According to TechCrunch, on their Build Mode podcast, Startup Battlefield editor Isabelle Johannessen interviewed two founders tackling heavily regulated industries. Gabriel Sanchez, CEO of Enspectra Health, spent a decade getting FDA clearance for a device that aims to replace dermatologist skin biopsies. Meanwhile, Tom Harries, co-founder of Earth Funeral, launched an end-of-life startup that turns human remains into soil, but faced a different challenge: his process was only legal in one state at launch. Both founders detail the tactical planning and immense patience required to navigate these non-traditional startup hurdles, with regulatory clearance dramatically elongating timelines from the very beginning.
The FDA marathon
Here’s the thing about the FDA: it doesn’t move at startup speed. Gabriel Sanchez’s decade-long journey with Enspectra Health is a brutal reminder of that. We’re talking about a device that touches human health, so the scrutiny is intense and absolutely necessary. But for a founder, that’s a massive test of endurance. You have to keep the company alive, keep your team motivated, and keep believing in the mission while navigating a process that can feel glacially slow. It’s not just about having a great product; it’s about having the operational stamina and financial runway to survive the approval gauntlet. Sanchez’s tactical advice for others in this spot is probably worth its weight in gold.

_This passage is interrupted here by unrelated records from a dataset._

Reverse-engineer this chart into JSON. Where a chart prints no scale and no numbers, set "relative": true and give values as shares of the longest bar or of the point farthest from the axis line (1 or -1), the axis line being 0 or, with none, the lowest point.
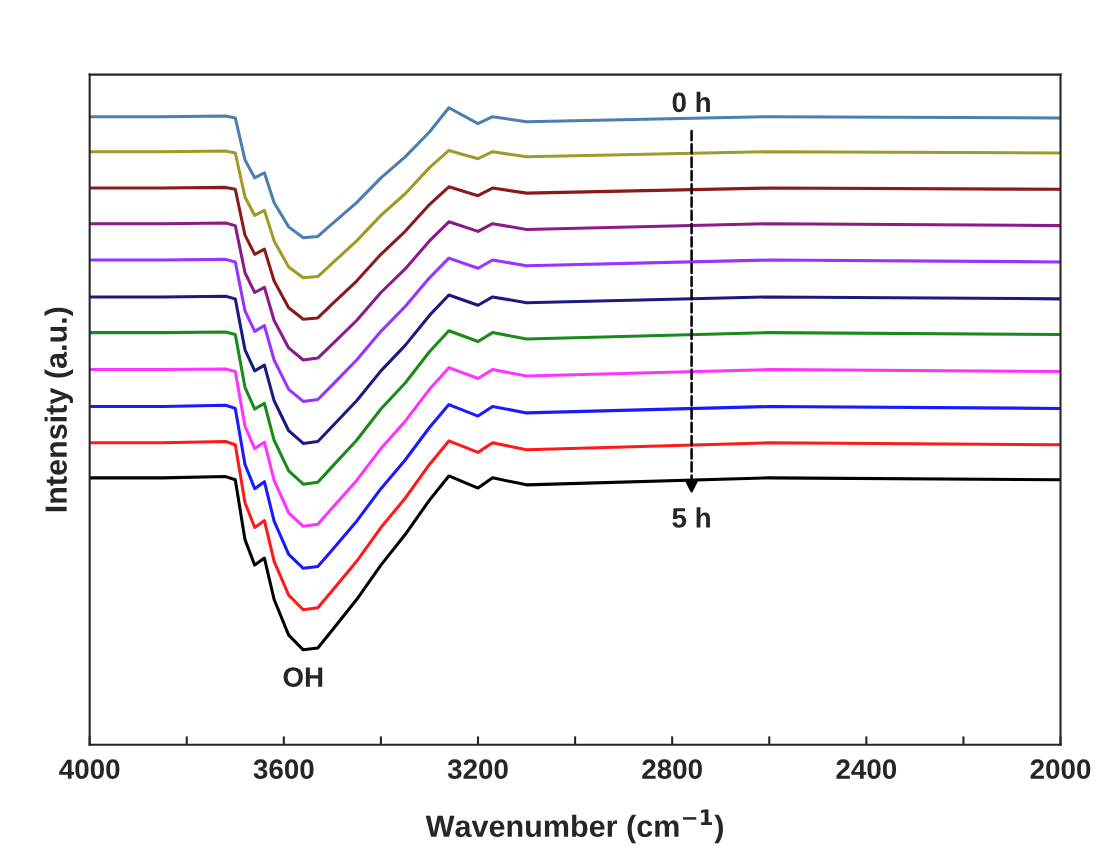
{
  "chart_data": {
    "type": "line",
    "relative": true,
    "xlabel": "Wavenumber (cm$^{−1}$)",
    "ylabel": "Intensity (a.u.)",
    "xlim": [
      4000,
      2000
    ],
    "xticks": [
      4000,
      {
        "value": 3800,
        "label": null
      },
      3600,
      {
        "value": 3400,
        "label": null
      },
      3200,
      {
        "value": 3000,
        "label": null
      },
      2800,
      {
        "value": 2600,
        "label": null
      },
      2400,
      {
        "value": 2200,
        "label": null
      },
      2000
    ],
    "tick_labels": "x",
    "grid": false,
    "legend": false,
    "marker": "none",
    "line_style": "solid",
    "x": [
      4000,
      3850,
      3720,
      3700,
      3680,
      3660,
      3640,
      3620,
      3590,
      3560,
      3530,
      3500,
      3450,
      3400,
      3350,
      3300,
      3260,
      3200,
      3170,
      3100,
      2600,
      2000
    ],
    "series": [
      {
        "color": "#4a7fb0",
        "values": [
          0.986,
          0.986,
          0.987,
          0.984,
          0.918,
          0.89,
          0.898,
          0.851,
          0.813,
          0.796,
          0.798,
          0.818,
          0.851,
          0.89,
          0.923,
          0.962,
          1.0,
          0.975,
          0.986,
          0.978,
          0.986,
          0.984
        ]
      },
      {
        "color": "#a09a28",
        "values": [
          0.931,
          0.931,
          0.932,
          0.929,
          0.86,
          0.831,
          0.839,
          0.791,
          0.75,
          0.733,
          0.735,
          0.756,
          0.791,
          0.831,
          0.865,
          0.906,
          0.933,
          0.92,
          0.931,
          0.923,
          0.931,
          0.929
        ]
      },
      {
        "color": "#8b1a1a",
        "values": [
          0.874,
          0.874,
          0.875,
          0.872,
          0.8,
          0.77,
          0.778,
          0.728,
          0.686,
          0.668,
          0.67,
          0.692,
          0.728,
          0.77,
          0.806,
          0.848,
          0.876,
          0.862,
          0.874,
          0.866,
          0.874,
          0.872
        ]
      },
      {
        "color": "#8b1a8b",
        "values": [
          0.818,
          0.818,
          0.819,
          0.815,
          0.741,
          0.71,
          0.718,
          0.666,
          0.623,
          0.604,
          0.607,
          0.629,
          0.666,
          0.71,
          0.747,
          0.791,
          0.821,
          0.806,
          0.818,
          0.809,
          0.818,
          0.815
        ]
      },
      {
        "color": "#9933ff",
        "values": [
          0.761,
          0.761,
          0.762,
          0.758,
          0.681,
          0.649,
          0.658,
          0.604,
          0.558,
          0.539,
          0.542,
          0.565,
          0.604,
          0.649,
          0.688,
          0.733,
          0.764,
          0.748,
          0.761,
          0.752,
          0.761,
          0.758
        ]
      },
      {
        "color": "#1a1a80",
        "values": [
          0.703,
          0.703,
          0.704,
          0.7,
          0.62,
          0.587,
          0.596,
          0.54,
          0.493,
          0.473,
          0.476,
          0.5,
          0.54,
          0.587,
          0.627,
          0.674,
          0.706,
          0.69,
          0.703,
          0.694,
          0.703,
          0.7
        ]
      },
      {
        "color": "#1a8a1a",
        "values": [
          0.647,
          0.647,
          0.648,
          0.644,
          0.561,
          0.527,
          0.536,
          0.478,
          0.43,
          0.409,
          0.412,
          0.437,
          0.478,
          0.527,
          0.568,
          0.617,
          0.65,
          0.633,
          0.647,
          0.637,
          0.647,
          0.644
        ]
      },
      {
        "color": "#ff33ff",
        "values": [
          0.589,
          0.589,
          0.59,
          0.586,
          0.5,
          0.465,
          0.475,
          0.415,
          0.364,
          0.343,
          0.346,
          0.372,
          0.415,
          0.465,
          0.508,
          0.558,
          0.592,
          0.575,
          0.589,
          0.579,
          0.589,
          0.586
        ]
      },
      {
        "color": "#1a1aff",
        "values": [
          0.531,
          0.531,
          0.533,
          0.528,
          0.44,
          0.402,
          0.413,
          0.351,
          0.299,
          0.277,
          0.28,
          0.306,
          0.351,
          0.402,
          0.447,
          0.498,
          0.534,
          0.516,
          0.531,
          0.521,
          0.531,
          0.528
        ]
      },
      {
        "color": "#ff1a1a",
        "values": [
          0.474,
          0.474,
          0.476,
          0.471,
          0.38,
          0.341,
          0.352,
          0.288,
          0.235,
          0.212,
          0.215,
          0.242,
          0.288,
          0.341,
          0.387,
          0.44,
          0.477,
          0.459,
          0.474,
          0.463,
          0.474,
          0.471
        ]
      },
      {
        "color": "#000000",
        "values": [
          0.419,
          0.419,
          0.421,
          0.416,
          0.322,
          0.282,
          0.293,
          0.228,
          0.172,
          0.149,
          0.152,
          0.18,
          0.228,
          0.282,
          0.33,
          0.384,
          0.422,
          0.403,
          0.419,
          0.408,
          0.419,
          0.416
        ]
      }
    ],
    "annotations": [
      {
        "text": "OH",
        "x": 3560,
        "y": 0.149
      },
      "0 h",
      "5 h"
    ]
  }
}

A different kind of battle
Earth Funeral’s challenge is fascinating because it’s less about a single agency’s stamp of approval and more about a state-by-state political and cultural campaign. The FDA worries about the living, but laying the dead to rest is wrapped in tradition, emotion, and local law. Harries didn’t need a decade of clinical trials, but he needed to convince legislators and voters to legalize a new process. That’s a whole other skillset. It’s about public education, managing discomfort, and literally changing laws one statehouse at a time. In many ways, that’s just as hard as technical validation. You’re not just building a product; you’re shifting a societal norm.
The core trade-off
So what’s the deal with these spaces? Why do founders even bother? The trade-off is clear. The massive regulatory or legislative moat you have to cross becomes your biggest competitive advantage once you’re over it. It keeps other startups out. If you can survive the 10-year FDA path or the grueling state legalization process, you’ve built a barrier to entry that a simple SaaS app could never have. But the cost is immense: time, capital, and a level of uncertainty that would make most founders quit. You have to be building something you truly believe is worth that pain, because the “fail fast” mantra doesn’t really apply here. You can fail, but it won’t be fast.
Patience as a strategy
The biggest takeaway? In regulated industries, patience isn’t a virtue; it’s the core strategy. You plan for the long haul from day one. Your fundraising, your hiring, your product milestones—everything is mapped against a regulatory or legislative calendar, not a typical product launch timeline. It requires a different kind of investor, a different kind of team, and a founder with a stubborn, almost irrational, level of conviction. Basically, you’re playing a completely different game. And for the right problem, it’s a game worth playing, because the impact in fields like healthcare or end-of-life care can be profound. But man, you better know what you’re signing up for.